The video game violence controversy has come to the Caribbean.
As reported by The Nation Newspaper, government officials in Barbados are under pressure to ban violent video games, or at least enforce their content ratings.
The flap began on Monday when the head of the National Organisation for Women called for a ban on violent games and toy weapons.
In lobbying for a ban, Yvonnes Walkes said:
We need an approach to reverse this culture of violence and force that the Deputy Commissionerof Police... spoke about. We have to start with the children, the schools and the parents...
We have to be aware and be vigilant to get measures in place. This will also be one of our main focuses during our 16 Days of Activism Against Violence Against Women...
In response to Walkes' remarks, video game retailers requested that the government intervene with legal restrictions against selling games to underage players. Mahesh Mahtani, manager of a game shop, pointed to Grand Theft Auto: San Andreas:
We do not sell [GTA:SA] at all, because it is the worst we have seen, with very strong sexual content and
sexual crimes. In fact, any games that depict gang violence and gang warfare, we generally do not encourage.

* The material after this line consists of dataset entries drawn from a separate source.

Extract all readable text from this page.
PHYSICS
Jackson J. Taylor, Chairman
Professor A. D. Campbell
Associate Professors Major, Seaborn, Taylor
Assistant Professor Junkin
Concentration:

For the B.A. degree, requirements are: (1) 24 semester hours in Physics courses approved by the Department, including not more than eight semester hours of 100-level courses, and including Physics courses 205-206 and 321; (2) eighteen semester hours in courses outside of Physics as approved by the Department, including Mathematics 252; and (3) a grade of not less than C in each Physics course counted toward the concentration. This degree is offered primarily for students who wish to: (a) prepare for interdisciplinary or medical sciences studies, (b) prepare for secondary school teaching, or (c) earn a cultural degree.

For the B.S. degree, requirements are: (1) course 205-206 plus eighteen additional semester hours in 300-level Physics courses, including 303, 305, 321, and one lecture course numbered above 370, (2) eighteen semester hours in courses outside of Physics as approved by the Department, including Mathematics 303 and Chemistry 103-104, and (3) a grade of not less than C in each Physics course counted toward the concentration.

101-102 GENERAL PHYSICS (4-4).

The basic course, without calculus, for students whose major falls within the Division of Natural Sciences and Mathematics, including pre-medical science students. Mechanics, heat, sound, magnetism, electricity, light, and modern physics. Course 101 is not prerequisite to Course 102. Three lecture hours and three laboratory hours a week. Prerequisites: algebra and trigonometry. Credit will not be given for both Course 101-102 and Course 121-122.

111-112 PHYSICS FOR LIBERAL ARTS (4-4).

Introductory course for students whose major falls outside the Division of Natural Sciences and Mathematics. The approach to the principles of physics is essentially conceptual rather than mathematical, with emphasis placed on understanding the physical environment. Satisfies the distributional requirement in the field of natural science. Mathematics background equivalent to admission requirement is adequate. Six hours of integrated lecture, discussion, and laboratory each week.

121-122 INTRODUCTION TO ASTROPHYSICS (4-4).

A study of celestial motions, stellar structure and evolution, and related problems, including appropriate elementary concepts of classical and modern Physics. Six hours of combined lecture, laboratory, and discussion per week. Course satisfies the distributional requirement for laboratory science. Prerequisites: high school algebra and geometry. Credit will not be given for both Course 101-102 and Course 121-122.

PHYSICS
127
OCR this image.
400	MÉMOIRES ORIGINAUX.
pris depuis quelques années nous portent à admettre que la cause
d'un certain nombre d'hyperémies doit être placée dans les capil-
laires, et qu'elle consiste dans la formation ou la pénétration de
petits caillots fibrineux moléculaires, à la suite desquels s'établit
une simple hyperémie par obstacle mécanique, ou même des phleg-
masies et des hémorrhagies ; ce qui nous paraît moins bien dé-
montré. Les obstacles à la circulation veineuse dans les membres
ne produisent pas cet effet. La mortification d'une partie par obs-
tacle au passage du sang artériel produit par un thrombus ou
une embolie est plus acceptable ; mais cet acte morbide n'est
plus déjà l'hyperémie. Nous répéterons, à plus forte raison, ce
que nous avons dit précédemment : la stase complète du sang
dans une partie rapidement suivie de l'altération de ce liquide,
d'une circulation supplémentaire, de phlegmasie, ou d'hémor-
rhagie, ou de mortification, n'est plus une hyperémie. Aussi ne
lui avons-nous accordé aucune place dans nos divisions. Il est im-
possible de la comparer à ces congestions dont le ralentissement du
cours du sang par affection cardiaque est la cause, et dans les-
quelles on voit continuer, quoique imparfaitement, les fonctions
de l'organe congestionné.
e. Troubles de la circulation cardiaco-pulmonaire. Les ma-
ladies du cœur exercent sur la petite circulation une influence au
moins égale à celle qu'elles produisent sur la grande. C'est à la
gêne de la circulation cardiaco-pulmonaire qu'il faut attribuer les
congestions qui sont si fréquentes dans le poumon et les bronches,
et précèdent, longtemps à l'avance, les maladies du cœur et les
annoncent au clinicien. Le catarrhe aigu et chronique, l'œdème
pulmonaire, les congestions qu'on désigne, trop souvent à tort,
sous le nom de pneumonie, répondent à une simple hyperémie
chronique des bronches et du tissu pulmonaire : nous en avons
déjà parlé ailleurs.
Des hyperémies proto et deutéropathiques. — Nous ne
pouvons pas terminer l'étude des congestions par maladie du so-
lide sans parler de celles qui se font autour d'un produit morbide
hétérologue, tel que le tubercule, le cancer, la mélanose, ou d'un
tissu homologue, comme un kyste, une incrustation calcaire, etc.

However, another store manager, Brent Cook, felt that singling out video games for blame in the nation's violence epidemic was unfair:
It comes down to practising good parenting... You have to monitor everything your child does.
GP: While the article is not clear on this point, it seems that some Barbados retailers are voluntarily enforcing content ratings. Perhaps other retailers may feel that having the force of law behind them would make it easier to turn down underage buyers.
In the U.S., vastly improved ratings enforcement at point-of-sale, especially among major retailers, has significantly reduced the rate of M-rated game sales to minors. But those improvements came in response to political pressure and were fostered by strong industry trade associations for game publishers and retailers.